# When do we get paid sorry new here



## joe flood (Jun 4, 2015)

I am new just ended first week Yesterday when doe s the money go to our banks? ty for the info in advance


----------



## KMAV (Apr 9, 2015)

An Email will be sent on Tuesdays with a message saying "here is a recap of your payment". Then on Wednesday you will receive a message saying "your payment is on the way". Thursday you will receive a final email saying, "Raiser has paid you". Raiser is Uber

I hope this helps. I have NEVER had any payment issues. Just make sure the back account info is/was correct. Good luck!!!


----------



## joe flood (Jun 4, 2015)

alviskv said:


> An Email will be sent on Tuesdays with a message saying "here is a recap of your payment". Then on Wednesday you will receive a message saying "your payment is on the way". Thursday you will receive a final email saying, "Raiser has paid you". Raiser is Uber
> 
> I hope this helps. I have NEVER had any payment issues. Just make sure the back account info is/was correct. Good luck!!!

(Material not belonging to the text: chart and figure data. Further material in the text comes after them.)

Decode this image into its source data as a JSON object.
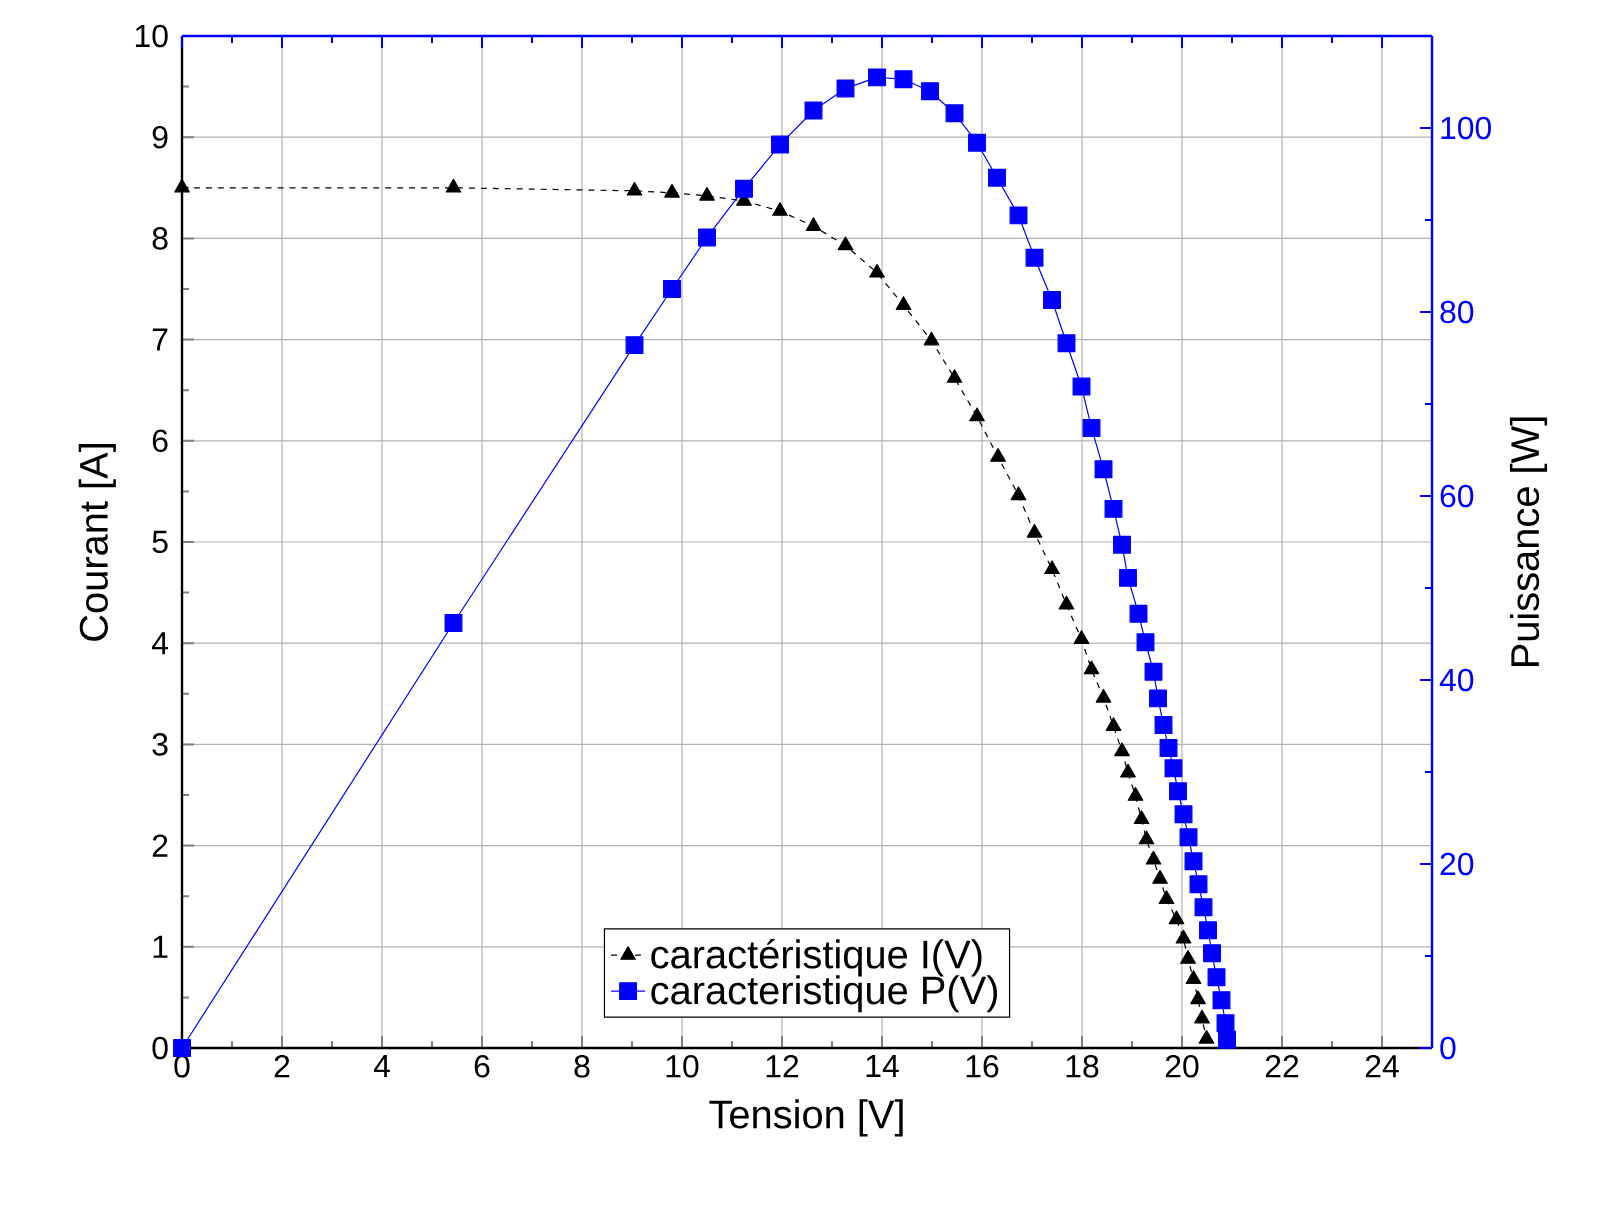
{
  "chart_data": {
    "type": "line",
    "xlabel": "Tension [V]",
    "ylabel": "Courant [A]",
    "y2label": "Puissance [W]",
    "xlim": [
      0,
      25
    ],
    "xticks": [
      0,
      2,
      4,
      6,
      8,
      10,
      12,
      14,
      16,
      18,
      20,
      22,
      24
    ],
    "ylim": [
      0,
      10
    ],
    "yticks": [
      0,
      1,
      2,
      3,
      4,
      5,
      6,
      7,
      8,
      9,
      10
    ],
    "y2lim": [
      0,
      110
    ],
    "y2ticks": [
      0,
      20,
      40,
      60,
      80,
      100
    ],
    "grid": true,
    "legend": "bottom",
    "series": [
      {
        "name": "caractéristique I(V)",
        "color": "#000000",
        "marker": "triangle",
        "line_style": "dashed",
        "x": [
          0,
          5.43,
          9.05,
          9.8,
          10.5,
          11.24,
          11.96,
          12.63,
          13.27,
          13.9,
          14.43,
          14.99,
          15.45,
          15.9,
          16.32,
          16.73,
          17.05,
          17.4,
          17.69,
          17.99,
          18.19,
          18.43,
          18.63,
          18.8,
          18.92,
          19.07,
          19.19,
          19.29,
          19.43,
          19.56,
          19.69,
          19.89,
          20.03,
          20.12,
          20.23,
          20.32,
          20.4,
          20.49
        ],
        "values": [
          8.5,
          8.5,
          8.47,
          8.45,
          8.42,
          8.37,
          8.27,
          8.12,
          7.93,
          7.66,
          7.34,
          6.99,
          6.62,
          6.24,
          5.84,
          5.46,
          5.09,
          4.73,
          4.38,
          4.04,
          3.74,
          3.46,
          3.18,
          2.93,
          2.72,
          2.49,
          2.26,
          2.06,
          1.86,
          1.67,
          1.47,
          1.27,
          1.08,
          0.88,
          0.68,
          0.48,
          0.29,
          0.09
        ]
      },
      {
        "name": "caracteristique P(V)",
        "axis": "y2",
        "color": "#0000ff",
        "marker": "square",
        "line_style": "solid",
        "x": [
          0,
          5.43,
          9.05,
          9.8,
          10.5,
          11.24,
          11.96,
          12.63,
          13.27,
          13.9,
          14.43,
          14.96,
          15.45,
          15.9,
          16.3,
          16.73,
          17.05,
          17.4,
          17.69,
          17.99,
          18.19,
          18.43,
          18.63,
          18.8,
          18.92,
          19.13,
          19.27,
          19.43,
          19.52,
          19.63,
          19.73,
          19.83,
          19.92,
          20.03,
          20.13,
          20.23,
          20.33,
          20.43,
          20.52,
          20.6,
          20.69,
          20.79,
          20.87,
          20.9
        ],
        "values": [
          0,
          46.2,
          76.4,
          82.5,
          88.1,
          93.4,
          98.2,
          101.9,
          104.3,
          105.5,
          105.3,
          104.0,
          101.6,
          98.4,
          94.6,
          90.5,
          85.9,
          81.3,
          76.6,
          71.9,
          67.4,
          62.9,
          58.6,
          54.7,
          51.1,
          47.2,
          44.1,
          40.9,
          38.0,
          35.1,
          32.6,
          30.4,
          27.9,
          25.4,
          22.9,
          20.3,
          17.8,
          15.3,
          12.8,
          10.3,
          7.7,
          5.2,
          2.7,
          0.9
        ]
      }
    ]
  }
}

I got the email today saying that here is a copy of my invoice


----------



## KMAV (Apr 9, 2015)

Update:
Monday-weekly uber summary
Tuesday-your earnings for the week of....
Wednesday-your payment for Raiser is on the way
Thursday-Raiser has paid you

All the above are emails

Hope this helps


----------



## joe flood (Jun 4, 2015)

TY


----------



## OCBob (Jan 20, 2015)

joe flood said:


> I am new just ended first week Yesterday when doe s the money go to our banks? ty for the info in advance


Everyone is giving you the non newbie pay structure. Your first week will get you paid by Thursday and then as weeks go by, you will be on bi monthly then monthly statement. If you complain, expect the yearly statement and pay. Uber on!

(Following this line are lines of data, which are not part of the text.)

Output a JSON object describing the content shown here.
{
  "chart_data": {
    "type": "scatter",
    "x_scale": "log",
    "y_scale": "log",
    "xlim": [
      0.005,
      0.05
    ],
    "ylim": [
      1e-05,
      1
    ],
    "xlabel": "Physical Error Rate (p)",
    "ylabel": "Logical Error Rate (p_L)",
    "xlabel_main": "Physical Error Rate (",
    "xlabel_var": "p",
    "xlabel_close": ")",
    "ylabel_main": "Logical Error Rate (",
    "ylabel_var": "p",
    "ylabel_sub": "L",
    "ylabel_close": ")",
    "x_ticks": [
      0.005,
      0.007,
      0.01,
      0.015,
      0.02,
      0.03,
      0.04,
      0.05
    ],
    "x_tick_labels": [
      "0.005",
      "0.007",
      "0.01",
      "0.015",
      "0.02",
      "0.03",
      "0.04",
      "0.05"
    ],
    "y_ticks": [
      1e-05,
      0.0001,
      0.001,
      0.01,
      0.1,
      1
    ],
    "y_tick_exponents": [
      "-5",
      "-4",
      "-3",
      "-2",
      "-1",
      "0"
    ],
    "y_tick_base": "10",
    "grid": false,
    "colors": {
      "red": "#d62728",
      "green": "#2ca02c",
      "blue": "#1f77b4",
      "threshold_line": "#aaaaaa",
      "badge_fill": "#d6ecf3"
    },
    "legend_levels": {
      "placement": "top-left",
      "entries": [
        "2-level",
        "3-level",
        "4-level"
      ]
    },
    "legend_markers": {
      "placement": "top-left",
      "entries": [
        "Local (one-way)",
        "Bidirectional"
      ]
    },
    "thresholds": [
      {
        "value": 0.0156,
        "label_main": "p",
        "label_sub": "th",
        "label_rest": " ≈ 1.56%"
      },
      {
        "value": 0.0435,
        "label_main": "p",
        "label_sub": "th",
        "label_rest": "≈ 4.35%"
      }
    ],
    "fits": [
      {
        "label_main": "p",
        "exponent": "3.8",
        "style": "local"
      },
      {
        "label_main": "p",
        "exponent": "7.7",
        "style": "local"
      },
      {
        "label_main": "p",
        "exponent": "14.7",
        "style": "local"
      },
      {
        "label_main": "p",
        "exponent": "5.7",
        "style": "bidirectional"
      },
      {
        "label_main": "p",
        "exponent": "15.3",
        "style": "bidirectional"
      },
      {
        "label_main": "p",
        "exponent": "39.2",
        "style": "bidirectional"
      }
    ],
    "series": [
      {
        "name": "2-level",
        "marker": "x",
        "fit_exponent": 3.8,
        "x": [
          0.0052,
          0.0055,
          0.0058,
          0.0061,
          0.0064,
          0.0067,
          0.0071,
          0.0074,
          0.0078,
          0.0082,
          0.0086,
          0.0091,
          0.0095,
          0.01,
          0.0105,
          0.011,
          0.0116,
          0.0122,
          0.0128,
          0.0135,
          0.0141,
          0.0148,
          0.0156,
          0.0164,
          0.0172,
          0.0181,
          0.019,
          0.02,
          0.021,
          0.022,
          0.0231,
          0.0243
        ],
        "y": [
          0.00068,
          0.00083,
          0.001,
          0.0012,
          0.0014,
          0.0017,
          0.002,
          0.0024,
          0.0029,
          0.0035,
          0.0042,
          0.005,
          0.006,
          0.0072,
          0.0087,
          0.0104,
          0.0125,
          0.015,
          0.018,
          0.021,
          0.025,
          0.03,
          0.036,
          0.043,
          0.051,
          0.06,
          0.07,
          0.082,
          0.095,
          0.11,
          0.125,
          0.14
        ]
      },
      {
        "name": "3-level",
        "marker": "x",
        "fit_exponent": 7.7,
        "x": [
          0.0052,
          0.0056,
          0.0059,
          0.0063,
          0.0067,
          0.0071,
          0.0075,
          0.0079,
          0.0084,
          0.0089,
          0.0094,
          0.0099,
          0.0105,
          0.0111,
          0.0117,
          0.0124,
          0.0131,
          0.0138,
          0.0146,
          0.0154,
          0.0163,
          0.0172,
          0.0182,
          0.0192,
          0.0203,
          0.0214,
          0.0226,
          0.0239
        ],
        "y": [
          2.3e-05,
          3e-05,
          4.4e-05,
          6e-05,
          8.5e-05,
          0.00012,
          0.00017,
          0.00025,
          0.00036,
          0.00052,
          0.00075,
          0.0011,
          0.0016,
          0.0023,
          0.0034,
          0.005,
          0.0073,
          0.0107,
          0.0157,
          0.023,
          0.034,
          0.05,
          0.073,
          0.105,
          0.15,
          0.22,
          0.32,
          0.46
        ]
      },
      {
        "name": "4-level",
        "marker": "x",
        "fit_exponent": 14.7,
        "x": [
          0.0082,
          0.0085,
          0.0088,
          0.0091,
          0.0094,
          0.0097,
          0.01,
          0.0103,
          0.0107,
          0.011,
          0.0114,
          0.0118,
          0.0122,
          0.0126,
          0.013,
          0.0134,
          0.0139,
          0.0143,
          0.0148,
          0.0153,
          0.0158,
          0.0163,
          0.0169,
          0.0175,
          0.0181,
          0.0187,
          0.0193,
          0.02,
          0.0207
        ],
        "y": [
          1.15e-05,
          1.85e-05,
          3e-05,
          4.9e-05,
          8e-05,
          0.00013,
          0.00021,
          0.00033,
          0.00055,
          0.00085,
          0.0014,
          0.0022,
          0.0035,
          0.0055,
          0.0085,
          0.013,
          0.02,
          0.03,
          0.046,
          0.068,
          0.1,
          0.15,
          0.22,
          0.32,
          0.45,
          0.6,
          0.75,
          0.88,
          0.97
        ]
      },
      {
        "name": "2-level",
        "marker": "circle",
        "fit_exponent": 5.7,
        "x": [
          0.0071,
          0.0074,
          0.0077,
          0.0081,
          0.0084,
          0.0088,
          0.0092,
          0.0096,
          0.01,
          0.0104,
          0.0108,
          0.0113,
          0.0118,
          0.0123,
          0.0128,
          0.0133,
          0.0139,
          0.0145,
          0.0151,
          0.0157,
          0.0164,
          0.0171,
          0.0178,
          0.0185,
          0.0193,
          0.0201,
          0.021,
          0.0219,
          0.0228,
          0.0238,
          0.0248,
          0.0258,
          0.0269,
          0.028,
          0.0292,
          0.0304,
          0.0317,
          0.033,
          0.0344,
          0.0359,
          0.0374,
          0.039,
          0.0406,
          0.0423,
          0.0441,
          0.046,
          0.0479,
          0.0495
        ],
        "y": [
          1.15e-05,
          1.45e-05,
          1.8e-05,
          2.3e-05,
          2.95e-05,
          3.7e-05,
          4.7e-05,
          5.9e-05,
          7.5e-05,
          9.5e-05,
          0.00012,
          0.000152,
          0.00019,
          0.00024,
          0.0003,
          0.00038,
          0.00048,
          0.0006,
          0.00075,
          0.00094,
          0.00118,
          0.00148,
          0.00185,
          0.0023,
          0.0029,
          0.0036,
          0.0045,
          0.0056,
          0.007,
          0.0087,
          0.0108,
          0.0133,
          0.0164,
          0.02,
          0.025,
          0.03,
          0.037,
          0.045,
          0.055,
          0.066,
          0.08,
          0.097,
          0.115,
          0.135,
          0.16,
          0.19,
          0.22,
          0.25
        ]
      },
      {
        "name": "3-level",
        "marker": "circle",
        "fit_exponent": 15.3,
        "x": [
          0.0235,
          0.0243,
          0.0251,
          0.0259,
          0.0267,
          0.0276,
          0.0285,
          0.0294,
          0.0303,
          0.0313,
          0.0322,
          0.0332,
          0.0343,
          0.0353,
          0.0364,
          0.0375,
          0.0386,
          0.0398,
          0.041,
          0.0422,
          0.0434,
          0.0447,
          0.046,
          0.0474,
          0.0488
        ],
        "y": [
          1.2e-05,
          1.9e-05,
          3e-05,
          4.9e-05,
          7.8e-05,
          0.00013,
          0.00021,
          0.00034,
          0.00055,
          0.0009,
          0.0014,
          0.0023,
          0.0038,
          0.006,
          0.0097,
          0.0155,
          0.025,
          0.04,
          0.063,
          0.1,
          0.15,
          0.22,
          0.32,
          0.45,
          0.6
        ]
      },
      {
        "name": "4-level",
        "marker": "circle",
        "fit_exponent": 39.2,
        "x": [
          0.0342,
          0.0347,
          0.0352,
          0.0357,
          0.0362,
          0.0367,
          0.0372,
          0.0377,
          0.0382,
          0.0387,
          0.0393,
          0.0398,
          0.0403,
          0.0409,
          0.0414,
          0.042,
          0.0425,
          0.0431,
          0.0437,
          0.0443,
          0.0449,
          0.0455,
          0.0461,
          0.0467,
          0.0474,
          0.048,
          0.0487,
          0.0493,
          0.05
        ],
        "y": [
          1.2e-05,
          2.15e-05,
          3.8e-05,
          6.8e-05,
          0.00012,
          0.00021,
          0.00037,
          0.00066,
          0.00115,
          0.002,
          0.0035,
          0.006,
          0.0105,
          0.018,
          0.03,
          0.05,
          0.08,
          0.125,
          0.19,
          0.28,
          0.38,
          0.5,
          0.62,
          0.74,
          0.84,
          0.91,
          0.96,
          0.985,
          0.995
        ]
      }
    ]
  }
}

For me, I have always been paid on time which is Thursday. Sometimes Friday and a few times the next business day which could be Tuesday if Monday is a holiday.


----------



## TeleSki (Dec 4, 2014)

Crystal clear OCBob . Pay period ends Monday at 4:00. Pay statement usually emailed Tuesday afternoon( at least in California). Direct deposited into bank on Thursday (late Wednesday cycle).


----------



## OCBob (Jan 20, 2015)

TeleSki said:


> Crystal clear OCBob . Pay period ends Monday at 4:00. Pay statement usually emailed Tuesday afternoon( at least in California). Direct deposited into bank on Thursday (late Wednesday cycle).

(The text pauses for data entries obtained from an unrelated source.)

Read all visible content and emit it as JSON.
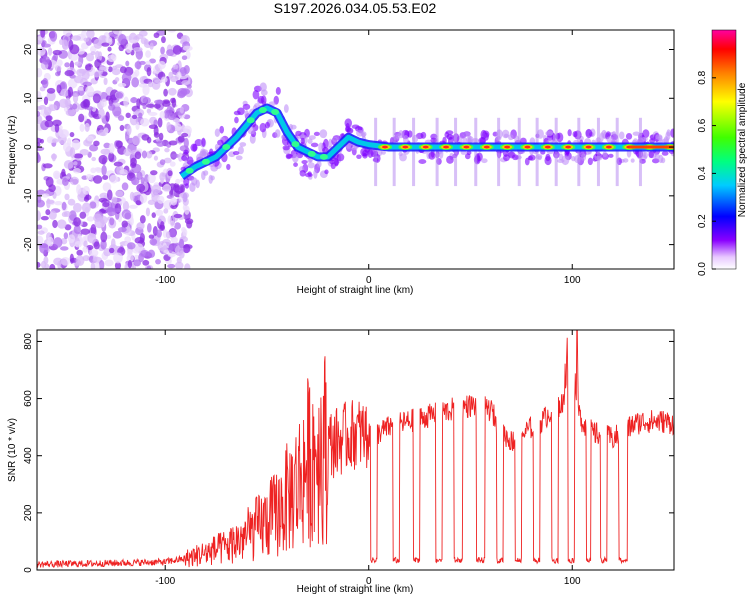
{
  "title": "S197.2026.034.05.53.E02",
  "colors": {
    "trace": "#ee2222",
    "axis": "#000000",
    "background": "#ffffff"
  },
  "chart_data": [
    {
      "type": "heatmap",
      "name": "spectrogram",
      "xlabel": "Height of straight line (km)",
      "ylabel": "Frequency (Hz)",
      "xlim": [
        -163,
        150
      ],
      "ylim": [
        -25,
        24
      ],
      "xticks": [
        -100,
        0,
        100
      ],
      "xtick_labels": [
        "-100",
        "0",
        "100"
      ],
      "yticks": [
        -20,
        -10,
        0,
        10,
        20
      ],
      "ytick_labels": [
        "-20",
        "-10",
        "0",
        "10",
        "20"
      ],
      "colorbar": {
        "label": "Normalized spectral amplitude",
        "range": [
          0,
          1
        ],
        "ticks": [
          0.0,
          0.2,
          0.4,
          0.6,
          0.8
        ],
        "tick_labels": [
          "0.0",
          "0.2",
          "0.4",
          "0.6",
          "0.8"
        ]
      },
      "ridge": {
        "description": "dominant frequency ridge",
        "x": [
          -92,
          -85,
          -75,
          -65,
          -55,
          -50,
          -45,
          -40,
          -35,
          -30,
          -25,
          -20,
          -15,
          -10,
          -5,
          0,
          10,
          20,
          30,
          40,
          50,
          60,
          70,
          80,
          90,
          100,
          110,
          120,
          130,
          140,
          150
        ],
        "y": [
          -6,
          -4,
          -2,
          2,
          7,
          8,
          7,
          3,
          0,
          -1,
          -2,
          -2,
          0,
          2,
          1,
          0.5,
          0,
          0,
          0,
          0,
          0,
          0,
          0,
          0,
          0,
          0,
          0,
          0,
          0,
          0,
          0
        ]
      },
      "noise_region_x": [
        -163,
        -88
      ]
    },
    {
      "type": "line",
      "name": "snr",
      "xlabel": "Height of straight line (km)",
      "ylabel": "SNR (10 * v/v)",
      "xlim": [
        -163,
        150
      ],
      "ylim": [
        0,
        840
      ],
      "xticks": [
        -100,
        0,
        100
      ],
      "xtick_labels": [
        "-100",
        "0",
        "100"
      ],
      "yticks": [
        0,
        200,
        400,
        600,
        800
      ],
      "ytick_labels": [
        "0",
        "200",
        "400",
        "600",
        "800"
      ],
      "series": [
        {
          "name": "SNR",
          "x": [
            -163,
            -140,
            -120,
            -100,
            -90,
            -80,
            -70,
            -60,
            -50,
            -45,
            -40,
            -35,
            -30,
            -25,
            -20,
            -15,
            -10,
            -5,
            0,
            5,
            10,
            15,
            20,
            25,
            30,
            35,
            40,
            45,
            50,
            55,
            60,
            65,
            70,
            75,
            80,
            85,
            90,
            95,
            100,
            105,
            110,
            115,
            120,
            125,
            130,
            135,
            140,
            145,
            150
          ],
          "values": [
            20,
            22,
            25,
            28,
            40,
            60,
            80,
            120,
            170,
            200,
            250,
            300,
            380,
            420,
            440,
            450,
            470,
            480,
            470,
            480,
            500,
            510,
            520,
            530,
            540,
            550,
            560,
            570,
            575,
            570,
            560,
            490,
            450,
            470,
            500,
            520,
            560,
            580,
            600,
            520,
            480,
            470,
            460,
            480,
            510,
            520,
            520,
            520,
            515
          ]
        }
      ],
      "dropouts": [
        {
          "from": 1,
          "to": 4,
          "level": 30
        },
        {
          "from": 12,
          "to": 15,
          "level": 30
        },
        {
          "from": 22,
          "to": 25,
          "level": 30
        },
        {
          "from": 33,
          "to": 36,
          "level": 30
        },
        {
          "from": 42,
          "to": 46,
          "level": 30
        },
        {
          "from": 53,
          "to": 57,
          "level": 30
        },
        {
          "from": 63,
          "to": 66,
          "level": 30
        },
        {
          "from": 72,
          "to": 75,
          "level": 30
        },
        {
          "from": 81,
          "to": 84,
          "level": 30
        },
        {
          "from": 90,
          "to": 93,
          "level": 30
        },
        {
          "from": 98,
          "to": 101,
          "level": 30
        },
        {
          "from": 107,
          "to": 109,
          "level": 30
        },
        {
          "from": 114,
          "to": 117,
          "level": 30
        },
        {
          "from": 123,
          "to": 127,
          "level": 30
        }
      ],
      "spikes": [
        {
          "x": 97,
          "value": 840
        },
        {
          "x": 102,
          "value": 840
        }
      ]
    }
  ]
}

My response was like the Swingers movie when Mikey asks "when do you call your babies?"


----------



## Cooluberdriver (Nov 29, 2014)

OCBob said:


> Everyone is giving you the non newbie pay structure. Your first week will get you paid by Thursday and then as weeks go by, you will be on bi monthly then monthly statement. If you complain, expect the yearly statement and pay. Uber on!
> 
> For me, I have always been paid on time which is Thursday. Sometimes Friday and a few times the next business day which could be Tuesday if Monday is a holiday.


Bull, uber pays on Thursday. Quit making stuff up. Garbage post..


----------



## itsablackmarket (May 12, 2015)

I've been an uber partner for over a year and I'm still wondering when we get paid.


----------



## OCBob (Jan 20, 2015)

Cooluberdriver said:


> Bull, uber pays on Thursday. Quit making stuff up. Garbage post..


LOL ok moron. While you are out there making sure you protect Uber's image which you have done in the past, I think everyone could tell this was a joke. Sorry you took it too seriously. I guess we have Denver Diane's replacement.


----------



## mpga479m (Aug 9, 2015)

is it midnight thursday?


----------